Blair'le uzunca bir süre araya Jack'i de katarak sohbet ettik. Hatta bir defasında biriciğimin üstüne çıkıp burnunu sıktım ve Blair de fotoğrafımızı çekti. Tabi o salak teknisyen, Aiden ve Finn odaya girip bizi tehdit etmeseydi daha farklı şeyler de yapabilirdik. Bizi o odaya bir daha girememekle tehdit ediyorlardı. Haha. Salaklar.

***

Bana ne olmuştu böyle? Bütün kemiklerim kırılmış gibiydi, ayrıca her tarafım ağrıyordu ve hareket edemiyordum. Gözlerimi zorlukla açıp yanımda uyuyakalan iki kıza baktım. Catherine yanıma kıvrılmış, masum bir şekilde uyuyordu. Blair de elimi sıkıca tutmuş, başını elime yaslamıştı. Annemi kaybettiğimden beri yanımda olan iki kıza bakıp gülümsemeye çalıştım. Biri hayatımın anlamı, biri kız kardeşimdi. Birde Seth vardı işte değer verdiğim. O kadar. Benim bütün ailem bu 3 kişiydi. Yaptığım hatalardan bu yüzden nefret ediyordum. Özellikle Catherine'e karşı yaptıklerımdan.

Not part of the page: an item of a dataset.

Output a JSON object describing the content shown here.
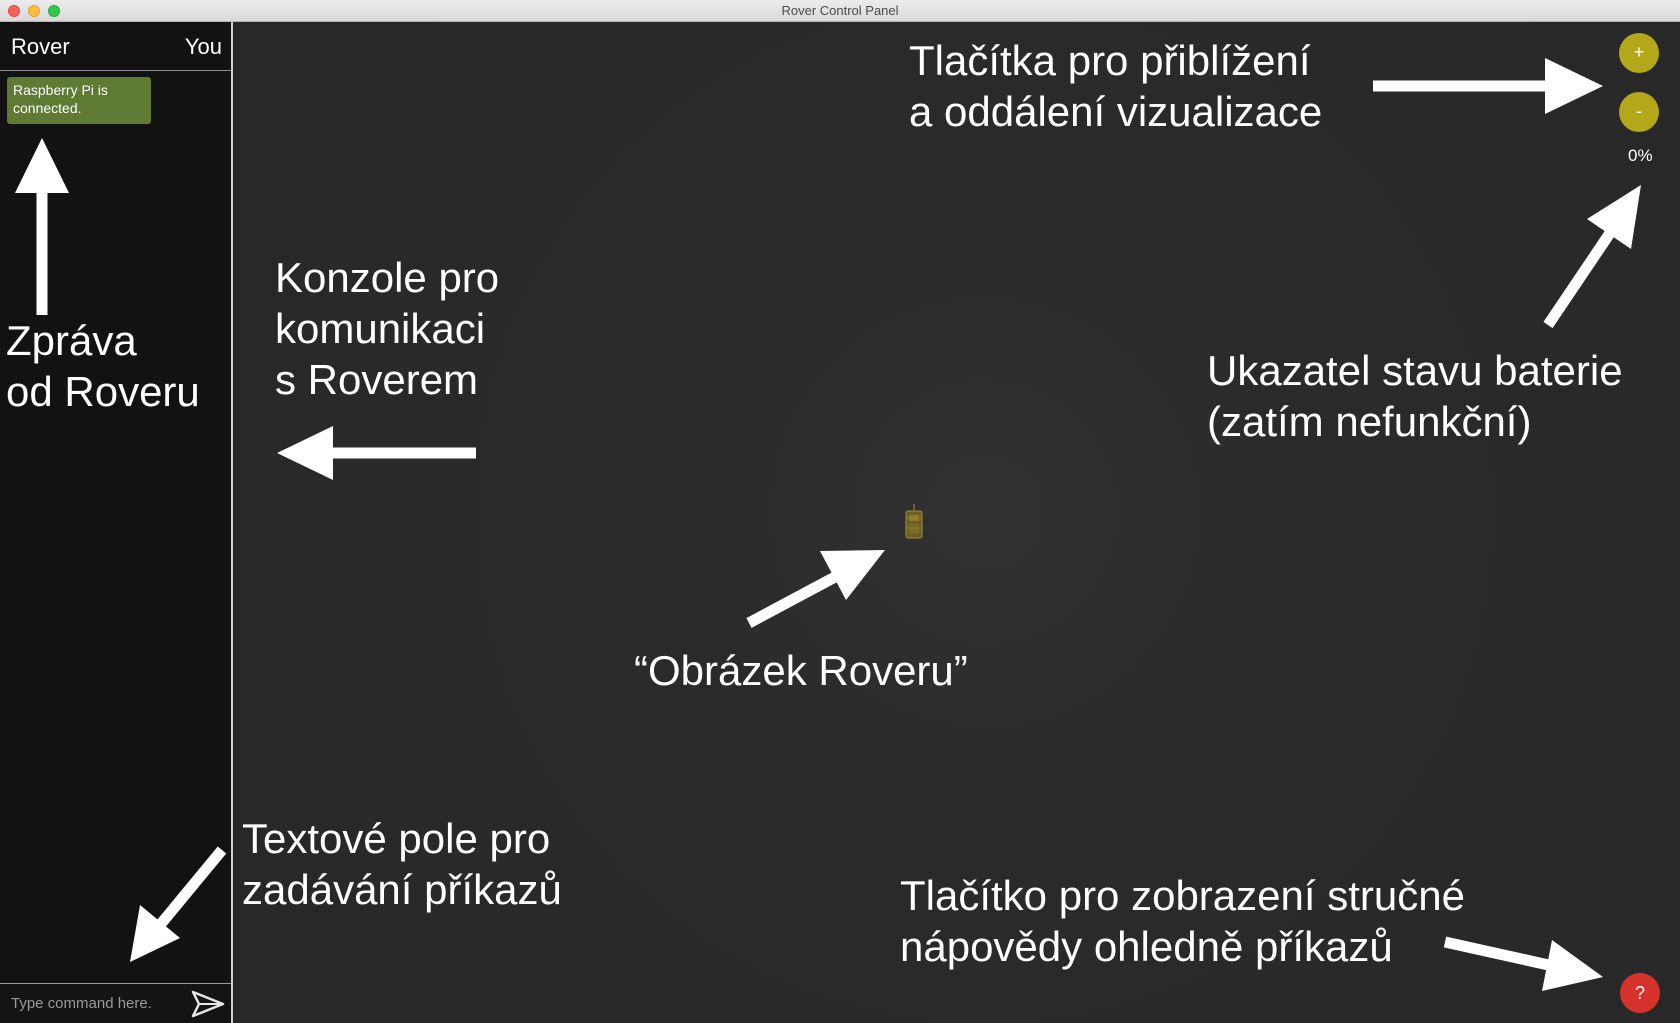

Onu kaybedemezdim. Hayatımdı o benim.

***

"Cath." Adımı duyduğumda irkildim. Kim seslenmişti? "Hadi gel artık. Yorgunsun. Hem seni gördü, geceleyin uyandı." dedi yumuşak bir ses.

Tanıyordum bu sesi.

Uykulu bir sesle "Seth?" diye mırıldandım. "Evet ben. Görüşmeyeli uzun zaman oldu. Blair de çıktı. Hadi gel." dedi. Brandon nasıl kardeşimse Seth de abim gibiydi.

Beni yarı kucaklar yarı yürütür bi şekilde kaldırıp başka bir odaya götürdü. Odada sadece Aiden vardı, beni onun yanına yatırıp koltuğa oturdu. "Uyumayacak mısın?" diye sordum. Başını iki yana sallayıp "Uyku düzenim biraz bozuldu." dedi gülümseyerek. Özlemiştim. Ve biz hiçbir şeyi saklamazdık. "Özledim." dedim buruk bir sesle. "Bende seni prenses. Hadi uyu bak geç oldu." dedi alnımdan öpüp. Başımla onaylayıp Aiden'ın kolları arasında daha çok kıvrıldım. Yanına yatar yatmaz kolları hemen beni sarmış ve kendine çekmişti.

Belki o da sarhoştu, bilmiyorum. Ama bu meseleyi daha sonra halledecektik. Şu an önceliğim Jack'ti.